There’s nothing fancy about the chords: Em, C, G, D. It’s one of the most common progressions in all of guitardom. I associate it with Ben Gibbard singing about Jack Kerouac and Smashing Pumpkins singing about whatever they were singing about in “Disarm.”
If I can get musicky for a moment: the chords fall into a i > VI > III > VII pattern, at first glance. But really, it doesn’t feel that way; not many affective lights go off in our brains for III chords, usually. Really, we’re hearing vi > IV > I > V.
So what? It means that even though the emphasis is on the Em, since it begins and ends the song–that lonely chord, the first chord every guitarist learns, the easiest and the darkest, with the low E string ringing for so-so long–we hear the song as if it were in G, the relative major, even though G is in the less in-your-face position of the third chord in the progression. It wouldn’t sound wrong if the song ended on a G chord, but it would change everything. Everything.
So I can’t help but wonder what it is I’m responding to emotionally when I hear “Upward Over the Mountain” begin. Does it have something to do with every other song I’ve loved with that progression? Or is something built into the progression, that gut-wrenching recognition that we’re in a happy major key but simultaneously pushing ourselves over and over back into the minor key surrounding it?
“Do you think we’ll ever get past the circle of fifths?” I asked my brother-in-law Matt. We were at a restaurant, and my wife/his sister was in the bathroom.
“What do you mean?” he replied.
“You know,” I said. I was struggling to figure it out myself. “So much music relies on the same chord progressions.

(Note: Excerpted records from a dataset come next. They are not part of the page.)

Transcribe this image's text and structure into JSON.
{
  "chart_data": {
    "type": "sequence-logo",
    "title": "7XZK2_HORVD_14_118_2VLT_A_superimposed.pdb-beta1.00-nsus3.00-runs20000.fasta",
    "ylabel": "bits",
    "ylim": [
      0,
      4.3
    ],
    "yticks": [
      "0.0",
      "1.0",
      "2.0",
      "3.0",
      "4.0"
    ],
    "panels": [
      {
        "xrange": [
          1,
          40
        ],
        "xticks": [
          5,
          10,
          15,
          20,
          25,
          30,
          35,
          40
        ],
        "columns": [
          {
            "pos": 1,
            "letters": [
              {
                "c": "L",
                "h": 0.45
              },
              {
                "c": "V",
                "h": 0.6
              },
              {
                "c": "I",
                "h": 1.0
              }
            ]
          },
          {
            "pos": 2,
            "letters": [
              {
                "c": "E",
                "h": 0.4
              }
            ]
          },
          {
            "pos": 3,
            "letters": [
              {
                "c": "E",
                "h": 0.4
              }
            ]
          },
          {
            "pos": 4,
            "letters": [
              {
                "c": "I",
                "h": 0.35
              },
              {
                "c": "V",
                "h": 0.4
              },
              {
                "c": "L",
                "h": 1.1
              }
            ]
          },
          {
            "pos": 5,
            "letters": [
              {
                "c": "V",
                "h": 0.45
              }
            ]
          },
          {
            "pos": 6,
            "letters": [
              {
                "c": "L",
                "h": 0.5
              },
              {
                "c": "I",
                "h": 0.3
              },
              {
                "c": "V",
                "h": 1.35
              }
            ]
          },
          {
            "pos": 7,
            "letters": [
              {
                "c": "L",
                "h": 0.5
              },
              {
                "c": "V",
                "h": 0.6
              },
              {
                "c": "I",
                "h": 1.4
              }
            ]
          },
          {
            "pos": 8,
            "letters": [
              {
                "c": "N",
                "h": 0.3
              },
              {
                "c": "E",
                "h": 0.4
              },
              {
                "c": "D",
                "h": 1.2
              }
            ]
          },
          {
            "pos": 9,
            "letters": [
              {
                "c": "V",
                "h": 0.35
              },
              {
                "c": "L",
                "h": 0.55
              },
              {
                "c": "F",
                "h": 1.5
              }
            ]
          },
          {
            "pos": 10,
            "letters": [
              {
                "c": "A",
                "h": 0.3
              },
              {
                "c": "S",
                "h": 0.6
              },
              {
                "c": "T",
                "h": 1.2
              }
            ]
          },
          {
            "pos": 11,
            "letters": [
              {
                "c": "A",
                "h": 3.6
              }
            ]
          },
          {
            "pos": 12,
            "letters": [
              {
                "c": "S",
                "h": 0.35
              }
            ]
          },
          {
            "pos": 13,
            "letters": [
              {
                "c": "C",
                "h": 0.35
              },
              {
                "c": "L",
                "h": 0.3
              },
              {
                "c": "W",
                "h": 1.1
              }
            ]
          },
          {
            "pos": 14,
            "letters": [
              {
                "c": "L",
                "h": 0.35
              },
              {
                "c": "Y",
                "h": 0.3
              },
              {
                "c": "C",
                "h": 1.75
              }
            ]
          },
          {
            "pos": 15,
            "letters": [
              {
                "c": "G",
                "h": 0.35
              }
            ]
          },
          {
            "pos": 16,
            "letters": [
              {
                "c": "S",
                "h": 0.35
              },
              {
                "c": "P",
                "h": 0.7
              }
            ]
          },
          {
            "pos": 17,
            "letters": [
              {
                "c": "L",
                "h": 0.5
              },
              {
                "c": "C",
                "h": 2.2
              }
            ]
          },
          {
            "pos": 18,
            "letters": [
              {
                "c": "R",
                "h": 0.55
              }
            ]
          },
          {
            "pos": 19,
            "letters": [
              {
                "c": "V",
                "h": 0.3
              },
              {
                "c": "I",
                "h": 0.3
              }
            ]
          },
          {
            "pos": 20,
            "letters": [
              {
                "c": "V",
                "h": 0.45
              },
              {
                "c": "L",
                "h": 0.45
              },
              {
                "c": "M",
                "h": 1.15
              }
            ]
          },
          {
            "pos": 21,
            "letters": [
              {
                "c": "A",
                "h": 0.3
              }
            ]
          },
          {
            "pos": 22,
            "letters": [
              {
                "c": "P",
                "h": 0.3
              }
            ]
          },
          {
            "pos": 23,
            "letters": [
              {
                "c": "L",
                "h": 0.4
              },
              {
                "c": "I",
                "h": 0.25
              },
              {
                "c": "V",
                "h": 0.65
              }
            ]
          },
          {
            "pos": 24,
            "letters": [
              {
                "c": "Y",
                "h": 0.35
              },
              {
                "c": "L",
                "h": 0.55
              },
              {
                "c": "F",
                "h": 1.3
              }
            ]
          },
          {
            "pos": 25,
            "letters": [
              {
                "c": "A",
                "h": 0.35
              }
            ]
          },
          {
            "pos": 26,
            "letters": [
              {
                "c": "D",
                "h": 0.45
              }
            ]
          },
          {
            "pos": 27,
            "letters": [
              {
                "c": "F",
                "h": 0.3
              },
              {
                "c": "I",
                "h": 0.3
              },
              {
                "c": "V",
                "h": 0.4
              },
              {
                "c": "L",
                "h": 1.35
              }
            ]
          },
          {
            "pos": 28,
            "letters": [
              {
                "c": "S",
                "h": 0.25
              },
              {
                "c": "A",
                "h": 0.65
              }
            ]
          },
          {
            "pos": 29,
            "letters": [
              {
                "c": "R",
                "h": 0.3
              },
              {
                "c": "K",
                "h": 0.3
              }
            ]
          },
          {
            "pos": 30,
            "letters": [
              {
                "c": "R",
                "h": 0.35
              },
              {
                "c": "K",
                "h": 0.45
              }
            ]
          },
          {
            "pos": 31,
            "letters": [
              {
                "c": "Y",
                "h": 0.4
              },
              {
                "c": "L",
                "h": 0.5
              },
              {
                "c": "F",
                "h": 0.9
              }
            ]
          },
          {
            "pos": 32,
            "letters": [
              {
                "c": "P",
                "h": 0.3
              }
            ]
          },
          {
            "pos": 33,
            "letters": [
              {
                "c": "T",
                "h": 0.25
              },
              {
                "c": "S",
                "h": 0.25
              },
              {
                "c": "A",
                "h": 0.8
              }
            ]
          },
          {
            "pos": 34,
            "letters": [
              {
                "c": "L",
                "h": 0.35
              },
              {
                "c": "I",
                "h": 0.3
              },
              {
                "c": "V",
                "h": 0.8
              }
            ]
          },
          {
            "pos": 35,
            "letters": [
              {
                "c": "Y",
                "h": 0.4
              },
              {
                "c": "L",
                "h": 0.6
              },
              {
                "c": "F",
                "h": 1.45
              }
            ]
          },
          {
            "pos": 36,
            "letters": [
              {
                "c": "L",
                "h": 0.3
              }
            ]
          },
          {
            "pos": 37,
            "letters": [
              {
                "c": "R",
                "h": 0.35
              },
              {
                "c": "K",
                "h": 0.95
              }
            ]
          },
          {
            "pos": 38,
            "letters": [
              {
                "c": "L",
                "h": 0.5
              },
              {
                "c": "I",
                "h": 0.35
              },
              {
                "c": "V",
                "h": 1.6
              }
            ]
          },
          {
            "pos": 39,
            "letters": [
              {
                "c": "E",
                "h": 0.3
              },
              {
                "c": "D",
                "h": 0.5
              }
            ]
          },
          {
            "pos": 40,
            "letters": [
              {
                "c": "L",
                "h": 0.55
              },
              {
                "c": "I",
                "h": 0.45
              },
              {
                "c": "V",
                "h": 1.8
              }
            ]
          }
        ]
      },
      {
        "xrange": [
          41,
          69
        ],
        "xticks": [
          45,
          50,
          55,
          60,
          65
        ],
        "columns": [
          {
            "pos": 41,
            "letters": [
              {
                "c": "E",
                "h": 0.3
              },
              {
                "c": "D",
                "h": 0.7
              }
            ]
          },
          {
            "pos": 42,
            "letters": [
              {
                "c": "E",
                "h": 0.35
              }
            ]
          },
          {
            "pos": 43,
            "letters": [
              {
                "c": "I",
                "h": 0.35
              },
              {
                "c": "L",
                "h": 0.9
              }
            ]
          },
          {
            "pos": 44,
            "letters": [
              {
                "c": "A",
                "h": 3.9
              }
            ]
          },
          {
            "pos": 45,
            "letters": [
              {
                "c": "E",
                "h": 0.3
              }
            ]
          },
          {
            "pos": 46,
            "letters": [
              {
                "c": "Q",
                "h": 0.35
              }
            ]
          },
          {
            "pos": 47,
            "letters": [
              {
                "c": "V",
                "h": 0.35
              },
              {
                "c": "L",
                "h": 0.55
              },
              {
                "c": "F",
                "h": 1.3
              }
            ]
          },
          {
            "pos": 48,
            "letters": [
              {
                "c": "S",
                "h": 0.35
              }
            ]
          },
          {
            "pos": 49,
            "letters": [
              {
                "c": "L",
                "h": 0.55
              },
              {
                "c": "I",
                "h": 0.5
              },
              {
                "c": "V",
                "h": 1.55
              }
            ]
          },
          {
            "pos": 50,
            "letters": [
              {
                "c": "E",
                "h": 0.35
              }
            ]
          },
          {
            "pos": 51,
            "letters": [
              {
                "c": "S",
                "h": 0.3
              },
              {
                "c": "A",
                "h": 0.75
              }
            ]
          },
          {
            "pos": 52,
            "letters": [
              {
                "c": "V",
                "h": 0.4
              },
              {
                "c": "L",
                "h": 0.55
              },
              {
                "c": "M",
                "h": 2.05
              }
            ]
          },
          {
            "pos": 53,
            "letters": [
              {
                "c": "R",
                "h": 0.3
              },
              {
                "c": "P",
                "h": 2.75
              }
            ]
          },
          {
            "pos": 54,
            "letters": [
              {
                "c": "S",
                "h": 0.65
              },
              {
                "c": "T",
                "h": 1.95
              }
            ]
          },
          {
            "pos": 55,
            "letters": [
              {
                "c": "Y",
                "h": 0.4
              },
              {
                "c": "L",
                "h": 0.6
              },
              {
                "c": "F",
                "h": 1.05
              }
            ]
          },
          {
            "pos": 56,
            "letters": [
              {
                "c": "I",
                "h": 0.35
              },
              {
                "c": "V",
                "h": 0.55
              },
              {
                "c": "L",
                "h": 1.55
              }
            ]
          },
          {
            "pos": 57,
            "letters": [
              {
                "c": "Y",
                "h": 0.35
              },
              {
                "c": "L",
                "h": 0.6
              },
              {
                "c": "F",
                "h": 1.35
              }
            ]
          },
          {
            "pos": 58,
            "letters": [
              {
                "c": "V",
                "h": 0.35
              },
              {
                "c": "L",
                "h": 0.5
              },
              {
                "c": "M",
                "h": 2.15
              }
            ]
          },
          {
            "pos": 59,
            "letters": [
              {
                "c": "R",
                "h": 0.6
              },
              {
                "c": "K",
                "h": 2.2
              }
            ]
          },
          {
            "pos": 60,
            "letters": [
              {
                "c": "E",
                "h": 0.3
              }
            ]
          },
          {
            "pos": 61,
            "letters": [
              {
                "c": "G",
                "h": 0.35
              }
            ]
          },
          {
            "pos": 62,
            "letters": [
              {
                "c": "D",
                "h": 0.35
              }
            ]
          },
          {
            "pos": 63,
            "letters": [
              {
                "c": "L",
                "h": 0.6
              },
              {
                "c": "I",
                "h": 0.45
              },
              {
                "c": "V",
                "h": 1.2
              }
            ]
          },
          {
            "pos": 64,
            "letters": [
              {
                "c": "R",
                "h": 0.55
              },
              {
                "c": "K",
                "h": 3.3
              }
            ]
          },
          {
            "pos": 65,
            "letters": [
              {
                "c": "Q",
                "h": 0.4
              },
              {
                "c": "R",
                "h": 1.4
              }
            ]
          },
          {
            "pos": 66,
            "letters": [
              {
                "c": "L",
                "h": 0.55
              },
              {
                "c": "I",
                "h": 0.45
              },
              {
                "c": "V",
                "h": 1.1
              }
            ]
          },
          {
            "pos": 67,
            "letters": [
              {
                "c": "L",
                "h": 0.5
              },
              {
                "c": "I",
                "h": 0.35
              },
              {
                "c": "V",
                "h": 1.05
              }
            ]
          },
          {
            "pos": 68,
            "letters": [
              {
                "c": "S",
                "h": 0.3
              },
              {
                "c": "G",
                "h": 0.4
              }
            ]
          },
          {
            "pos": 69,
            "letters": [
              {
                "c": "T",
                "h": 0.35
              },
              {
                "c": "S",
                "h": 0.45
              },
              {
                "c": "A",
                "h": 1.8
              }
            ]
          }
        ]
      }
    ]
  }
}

And so often it follows the circle of fifths: we go from C to G to D and so on.”
Matt is a musician and occasionally a composer. He knows music theory better than anyone I know. I wondered if he thought the standard progressions were boring, hackneyed, old-school, overdone.
“No,” he said. “I don’t think we’ll ever get past that in popular music.”
“I know! Like, I hear Lady Gaga on the radio and think, Okay, this is seriously catchy stuff. What makes it so catchy? And it’s the flipping chord progressions! The same ones as ever, and yet somehow I don’t get sick of them!”
“Yeah,” he said. “People will never get sick of them. They’ll totally stick around forever.”
He didn’t really say if he thought that was a good thing or not.
Marc Hirsh at the Boston Globe calls the Iron & Wine progression the “sensitive female chord progression.” Some worthwhile quotes:
Let’s call this the Sensitive Female Chord Progression, so named because . . . well, because when I first noticed it in 1998 (when I became keenly aware that Sarah McLachlan’s “Building a Mystery” sounded an awful lot like Joan Osborne’s “One of Us”), it seemed to be the exclusive province of Lilith Fair types baring their souls for all to see. Think Jewel’s “Hands.” Melissa Etheridge’s “Angels Would Fall.” Nina Gordon’s “Tonight and the Rest of My Life.” . . .
Hooters guitarist Eric Bazilian, the songwriter behind “One Of Us,” has a particular interest in it. “I think it’s a comforting chord progression,” he says. “It was iconic with Heart. It became more iconic with Joan [Osborne]. It became even more iconic with Sarah McLachlan. There’s not a lot of testosterone in it, even though [‘One of Us’] was written by a man. But it was written by a man to impress a girl. Think about that.” . . .
. . . when Beyoncé wanted to tug at the heartstrings, she knew exactly which tool to use.
This post is clearly getting away from me. There’s more to misty-but-tactile sense memories to talk about that I haven’t touched on: muscle memory (and the Beatles, according to NPR), Roland Barthes on gesture and musical “grain” and memory (as explored in Michael David Szekely’s “Gesture, Pulsion, Grain: Barthes’ Musical Semiology,” which I haven’t read yet), and worlds and worlds of thoughts about touch and taste in addition to sound.
And yet, there’s something familiar about that feeling too: the familiar memory of being so into a piece of writing that it wandered away from where I thought it would go into somewhere else. We come to writing (the most “misty-but-tactile” craft I can imagine) in the same way we come to sounds and chord progressions: connecting the new with the familiar, recursively adding to our memories, reliving our lives.